Ooma oomph
September 5th, 2007
The oomph is the sound of Ooma when it crashes…$400 for pseudo unlimited residential phone service for life? How do I hate this idea? Unattractive in the short term and unsustainable in the longterm.
Now, it does give me inspiration for a new startup idea that needs to happen: imagine a site where you wager how long it takes various web 2.0 startups to crash and burn. It’s kinda like being able to sell short on bad IPOs (Vonage, anyone?)
This is an abysmal idea. Of all the possible business models that might lend themselves to something like this, this is absolutely not one of them.
It reminds me of what some people tried to do with dialup back in the day, which had the same basic cost structure impediments. When I first got to Athens in August 1999, we bought dialup from a company called webCOMBO, which advertised unlimited dialup forever for a one-time $150 charge. And just resold Level3 managed modem from there.
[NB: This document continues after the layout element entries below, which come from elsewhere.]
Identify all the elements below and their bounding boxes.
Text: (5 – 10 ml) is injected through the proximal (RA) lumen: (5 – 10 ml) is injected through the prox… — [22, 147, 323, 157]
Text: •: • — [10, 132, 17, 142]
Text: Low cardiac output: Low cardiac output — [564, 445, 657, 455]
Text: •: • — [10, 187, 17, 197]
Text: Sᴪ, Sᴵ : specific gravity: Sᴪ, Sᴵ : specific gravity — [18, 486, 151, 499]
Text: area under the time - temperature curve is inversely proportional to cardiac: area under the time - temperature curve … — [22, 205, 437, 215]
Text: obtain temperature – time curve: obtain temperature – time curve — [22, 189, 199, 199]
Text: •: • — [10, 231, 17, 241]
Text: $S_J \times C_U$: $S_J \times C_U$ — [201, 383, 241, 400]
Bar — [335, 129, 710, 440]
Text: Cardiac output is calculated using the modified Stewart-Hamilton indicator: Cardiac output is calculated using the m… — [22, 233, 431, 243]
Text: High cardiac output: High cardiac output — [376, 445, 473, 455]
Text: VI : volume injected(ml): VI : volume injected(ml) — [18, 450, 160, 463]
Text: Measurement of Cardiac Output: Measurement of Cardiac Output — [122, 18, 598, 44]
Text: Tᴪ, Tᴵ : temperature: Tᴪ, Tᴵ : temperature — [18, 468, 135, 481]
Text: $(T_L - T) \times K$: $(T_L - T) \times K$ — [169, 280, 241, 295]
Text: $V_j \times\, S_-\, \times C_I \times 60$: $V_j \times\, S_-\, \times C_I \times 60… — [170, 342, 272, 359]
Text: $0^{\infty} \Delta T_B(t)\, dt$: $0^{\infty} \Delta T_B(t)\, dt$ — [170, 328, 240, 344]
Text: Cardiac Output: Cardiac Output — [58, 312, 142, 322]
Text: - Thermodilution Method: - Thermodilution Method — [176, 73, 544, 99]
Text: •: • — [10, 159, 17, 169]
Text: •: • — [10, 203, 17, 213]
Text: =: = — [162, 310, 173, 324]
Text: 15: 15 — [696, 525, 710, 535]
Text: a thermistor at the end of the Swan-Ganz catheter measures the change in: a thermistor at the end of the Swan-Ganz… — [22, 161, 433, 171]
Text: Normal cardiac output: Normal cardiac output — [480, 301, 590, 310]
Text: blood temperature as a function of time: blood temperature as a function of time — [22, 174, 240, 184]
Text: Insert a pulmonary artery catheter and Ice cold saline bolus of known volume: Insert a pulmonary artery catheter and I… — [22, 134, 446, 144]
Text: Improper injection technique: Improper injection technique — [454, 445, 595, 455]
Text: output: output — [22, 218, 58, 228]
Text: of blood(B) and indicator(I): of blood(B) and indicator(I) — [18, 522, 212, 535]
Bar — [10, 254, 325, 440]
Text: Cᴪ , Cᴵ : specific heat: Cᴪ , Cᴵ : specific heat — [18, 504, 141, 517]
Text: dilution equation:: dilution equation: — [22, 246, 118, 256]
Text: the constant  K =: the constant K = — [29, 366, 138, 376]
It was nice for the six months before bankruptcy.
“Now, it does give me inspiration for a new startup idea that needs to happen: imagine a site where you wager how long it takes various web 2.0 startups to crash and burn. It’s kinda like being able to sell short on bad IPOs (Vonage, anyone?)”
Could we pair that with our business model to cancel lunches? I think there’s a large cross-section of people who want to bootstrap ridiculous startups *and* cancel lunches on a regular basis.
We could even thank them for their business.
Clarification: This is an inside joke. We had some smug company startup execs cancel lunch on us a half hour before it was supposed to start, so ever since then we’ve been mulling over the idea of building a business model entirely based around canceling lunches and other species of appointment.